Indeed, “mistakes happen”, instead of “hey, baby, love is beautiful”, seems to be the theme of this story. I’ve seen some people being unhappy with how Chloe behaves in this story, but I think she actually did grow up. After all, Chloe learns to let go of any shame and guilt she harbors about her past and admit that, in the end, she is happier with her family and Lyfe close to her.
This isn’t a straightforward chain-and-balling fantasy of a heroine – while Chloe does move back to her hometown and give up her former career, the author shows me how unhappy Chloe is with her life in the city. Therefore, it’s actually good that Chloe learns to embrace what makes her content in the end. Also, no one here judges her for moving to the big city to pursue her dreams – she is judged for sins that she should feel bad over. In fact, her father admits in the end that he was also to blame for their estrangement, as he overreacted when he tried to force her and Lyfe to marry fourteen years ago. As I’ve said, the theme of the story is “mistakes happen” – Chloe is allowed to make her mistakes and learn from them, without being called a scarlet woman in the process, and I really like this.

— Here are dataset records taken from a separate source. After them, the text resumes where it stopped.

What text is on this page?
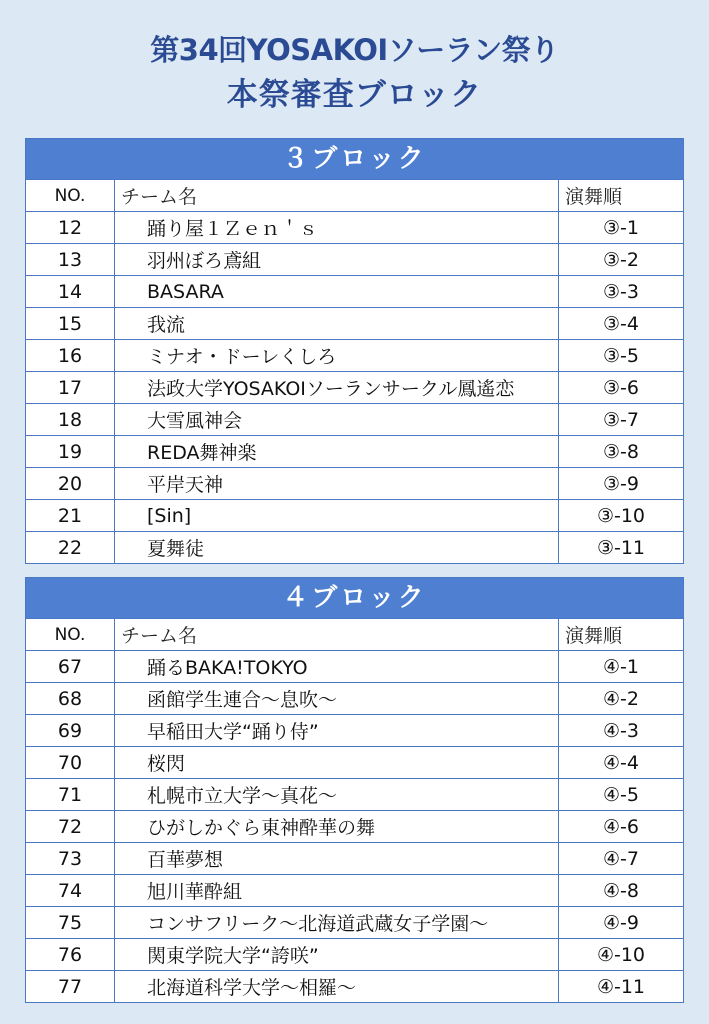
第34回YOSAKOIソーラン祭り
本祭審査ブロック
３ブロック
NO.	チーム名	演舞順
12	踊り屋１Ｚｅｎ＇ｓ	③-1
13	羽州ぼろ鳶組	③-2
14	BASARA	③-3
15	我流	③-4
16	ミナオ・ドーレくしろ	③-5
17	法政大学YOSAKOIソーランサークル鳳遙恋	③-6
18	大雪風神会	③-7
19	REDA舞神楽	③-8
20	平岸天神	③-9
21	[Sin]	③-10
22	夏舞徒	③-11
４ブロック
NO.	チーム名	演舞順
67	踊るBAKA!TOKYO	④-1
68	函館学生連合～息吹～	④-2
69	早稲田大学“踊り侍”	④-3
70	桜閃	④-4
71	札幌市立大学～真花～	④-5
72	ひがしかぐら東神酔華の舞	④-6
73	百華夢想	④-7
74	旭川華酔組	④-8
75	コンサフリーク～北海道武蔵女子学園～	④-9
76	関東学院大学“誇咲”	④-10
77	北海道科学大学～相羅～	④-11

Oh, and before I forget, this book is hilarious. I lost count of how many times I crack up while reading this book. There are some very obvious sequel baits here, but Ms Byrd sneakily makes these characters an integral part of the ensemble cast that just sparkle with humor as they interact with Lyfe and Chloe. The second time romance between Lyfe and Chloe is somewhat rushed, but getting there is such a hoot that I can’t help having a fabulous time along the way.
Therefore, while the romance isn’t deep and I can understand why some readers will find the heroine off-putting, I can’t resist A Christmas Affair. It’s pretty much the perfect holiday read: it has me in stitches and actually make me think that, yes, Christmas is here and it’s really just… great.